Dans les 30 années qui ont suivi la publication de son livre, Herf s’est quelque peu détourné de l’histoire des techniques proprement dite pour fouiller celle du nazisme et de son poids dans l’Allemagne contemporaine. Il a ainsi examiné la question de la propagande nazie et celle de la mémoire de l’Holocauste, il a également élargi ses terrains d’enquête à la politique culturelle de l’Allemagne de l’Ouest, aux rivalités entre Israël et l’Allemagne, ou encore à l’unification allemande dans le contexte de l’effondrement de l’Union soviétique. Plusieurs de ses ouvrages ont été récemment traduits en français. La traduction remarquable du Modernisme réactionnaire que nous offre Fréféric Joly donne donc au public français, aux spécialistes du nazisme, des technologies, comme au grand public, l’occasion de découvrir ou de redécouvrir un ouvrage majeur. Même si depuis 30 ans les travaux se sont évidemment multipliés sur les auteurs et les questions discutés dans ce livre, celui-ci conserve tout son intérêt et sa pertinence. S’il peut être considéré comme dépassé sur certains points mineurs, il demeure extrêmement utile car la thèse est limpide et éclairante. Dans la préface inédite que J. Herf a accepté de rédiger, comme dans l’utile « Note du traducteur » qui termine le volume, le lecteur trouvera par ailleurs des compléments bibliographiques pour approfondir la question.
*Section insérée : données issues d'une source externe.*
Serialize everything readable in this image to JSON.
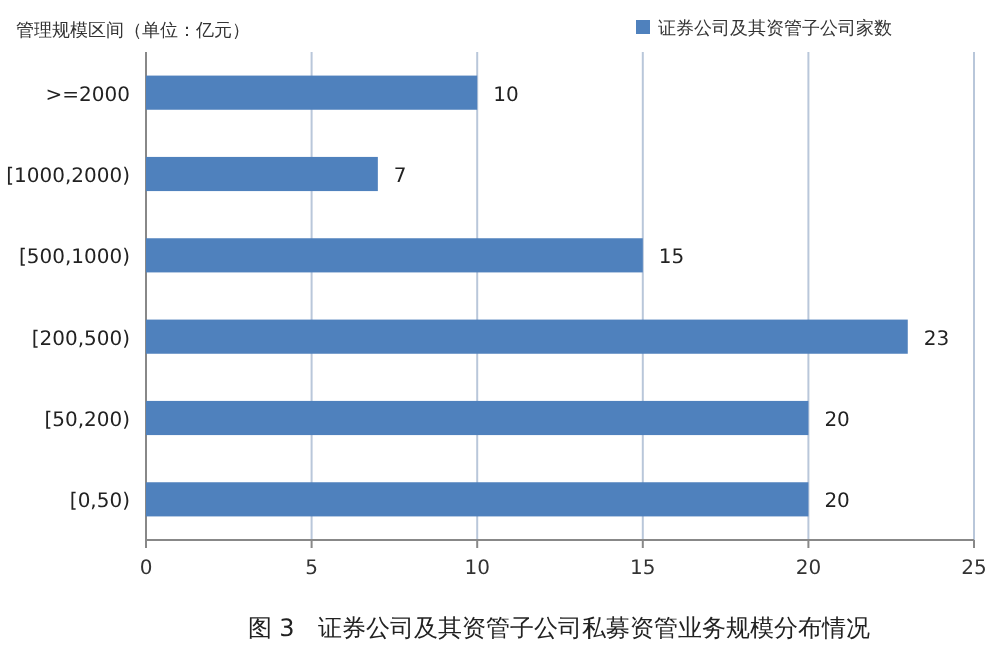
{
  "chart_data": {
    "type": "bar",
    "orientation": "horizontal",
    "title": "图 3　证券公司及其资管子公司私募资管业务规模分布情况",
    "ylabel": "管理规模区间（单位：亿元）",
    "categories": [
      ">=2000",
      "[1000,2000)",
      "[500,1000)",
      "[200,500)",
      "[50,200)",
      "[0,50)"
    ],
    "series": [
      {
        "name": "证券公司及其资管子公司家数",
        "color": "#4f81bd",
        "values": [
          10,
          7,
          15,
          23,
          20,
          20
        ]
      }
    ],
    "xlim": [
      0,
      25
    ],
    "xticks": [
      0,
      5,
      10,
      15,
      20,
      25
    ],
    "grid": "x",
    "legend": "top right",
    "data_labels": true
  }
}
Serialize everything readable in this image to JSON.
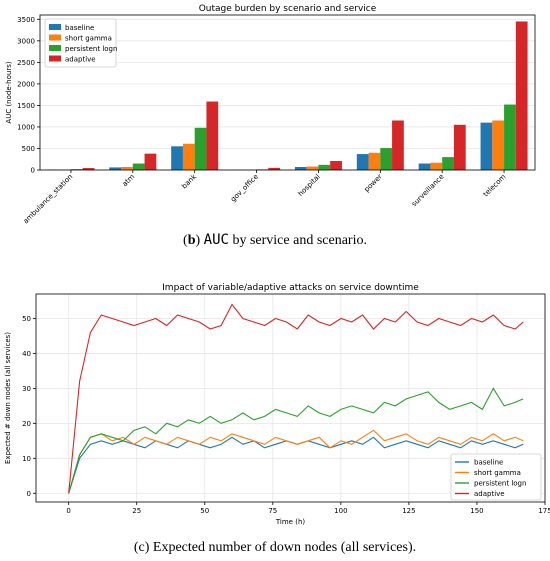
{
  "caption_b": {
    "label": "b",
    "prefix": "(",
    "suffix": ")",
    "code": "AUC",
    "text": " by service and scenario."
  },
  "caption_c": {
    "text": "(c) Expected number of down nodes (all services)."
  },
  "colors": {
    "baseline": "#1f77b4",
    "short gamma": "#ff7f0e",
    "persistent logn": "#2ca02c",
    "adaptive": "#d62728"
  },
  "chart_data": [
    {
      "type": "bar",
      "title": "Outage burden by scenario and service",
      "xlabel": "",
      "ylabel": "AUC (node-hours)",
      "ylim": [
        0,
        3600
      ],
      "yticks": [
        0,
        500,
        1000,
        1500,
        2000,
        2500,
        3000,
        3500
      ],
      "grid": true,
      "legend": "top-left",
      "categories": [
        "ambulance_station",
        "atm",
        "bank",
        "gov_office",
        "hospital",
        "power",
        "surveillance",
        "telecom"
      ],
      "series": [
        {
          "name": "baseline",
          "values": [
            10,
            60,
            550,
            5,
            70,
            370,
            150,
            1100
          ]
        },
        {
          "name": "short gamma",
          "values": [
            12,
            70,
            610,
            6,
            80,
            400,
            170,
            1150
          ]
        },
        {
          "name": "persistent logn",
          "values": [
            20,
            150,
            980,
            15,
            120,
            510,
            300,
            1520
          ]
        },
        {
          "name": "adaptive",
          "values": [
            45,
            380,
            1590,
            50,
            210,
            1150,
            1050,
            3450
          ]
        }
      ]
    },
    {
      "type": "line",
      "title": "Impact of variable/adaptive attacks on service downtime",
      "xlabel": "Time (h)",
      "ylabel": "Expected # down nodes (all services)",
      "xlim": [
        -12,
        175
      ],
      "ylim": [
        -2.5,
        57
      ],
      "xticks": [
        0,
        25,
        50,
        75,
        100,
        125,
        150,
        175
      ],
      "yticks": [
        0,
        10,
        20,
        30,
        40,
        50
      ],
      "grid": true,
      "legend": "bottom-right",
      "x": [
        0,
        4,
        8,
        12,
        16,
        20,
        24,
        28,
        32,
        36,
        40,
        44,
        48,
        52,
        56,
        60,
        64,
        68,
        72,
        76,
        80,
        84,
        88,
        92,
        96,
        100,
        104,
        108,
        112,
        116,
        120,
        124,
        128,
        132,
        136,
        140,
        144,
        148,
        152,
        156,
        160,
        164,
        167
      ],
      "series": [
        {
          "name": "baseline",
          "values": [
            0,
            10,
            14,
            15,
            14,
            15,
            14,
            13,
            15,
            14,
            13,
            15,
            14,
            13,
            14,
            16,
            14,
            15,
            13,
            14,
            15,
            14,
            15,
            14,
            13,
            14,
            15,
            14,
            16,
            13,
            14,
            15,
            14,
            13,
            15,
            14,
            13,
            15,
            14,
            15,
            14,
            13,
            14
          ]
        },
        {
          "name": "short gamma",
          "values": [
            0,
            11,
            16,
            17,
            15,
            16,
            14,
            16,
            15,
            14,
            16,
            15,
            14,
            16,
            15,
            17,
            16,
            15,
            14,
            16,
            15,
            14,
            15,
            16,
            13,
            15,
            14,
            16,
            18,
            15,
            16,
            17,
            15,
            14,
            16,
            15,
            14,
            16,
            15,
            17,
            15,
            16,
            15
          ]
        },
        {
          "name": "persistent logn",
          "values": [
            0,
            11,
            16,
            17,
            16,
            15,
            18,
            19,
            17,
            20,
            19,
            21,
            20,
            22,
            20,
            21,
            23,
            21,
            22,
            24,
            23,
            22,
            25,
            23,
            22,
            24,
            25,
            24,
            23,
            26,
            25,
            27,
            28,
            29,
            26,
            24,
            25,
            26,
            24,
            30,
            25,
            26,
            27
          ]
        },
        {
          "name": "adaptive",
          "values": [
            0,
            32,
            46,
            51,
            50,
            49,
            48,
            49,
            50,
            48,
            51,
            50,
            49,
            47,
            48,
            54,
            50,
            49,
            48,
            50,
            49,
            47,
            51,
            49,
            48,
            50,
            49,
            51,
            47,
            50,
            49,
            52,
            49,
            48,
            50,
            49,
            48,
            50,
            49,
            51,
            48,
            47,
            49
          ]
        }
      ]
    }
  ]
}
Loin d’être neutres ou innocentes, les technologies façonnent le monde, et elles n’existent pas sans les imaginaires et les rapports sociaux qui les accompagnent et leur donnent sens. L’exaltation débridée de la technologie, les promesses irresponsables qu’elle suscite, demeurent comme dans les années 1930 des menaces dont il faut prendre conscience et se départir. L’histoire ne ressert jamais le couvert, et chaque époque est singulière, mais il existe aussi des récurrences, des points communs qui peuvent nous aider à nous orienter et à mettre à distance les mystifications. Jeffrey Herf le remarque lui-même dans sa préface en observant combien de nombreuses formes de « modernisme réactionnaire » éclosent en ce début de XXIe siècle alors que les fondamentalismes de tout poil adoptent avec ferveur les dernières innovations technologiques pour promouvoir leur cause. C’est pourquoi la traduction en français de ce livre me paraît si importante et éclairante aujourd’hui : il offre un jalon essentiel pour penser l’histoire intellectuelle des techniques comme celle des liens entre techniques et politique. Les conclusions qui se dégagent du livre de Herf confirment en définitive combien ce qu’on appelle la modernité n’a rien d’un phénomène homogène qu’il faudrait refuser ou accepter en bloc, elles confirment aussi combien l’adhésion aux dernières innovations et aux innombrables promesses technologiques n’est pas en elle-même une source d’émancipation. À l’heure des supposées « révolutions » et « disruptions » technologiques, la leçon mérite d’être retenue.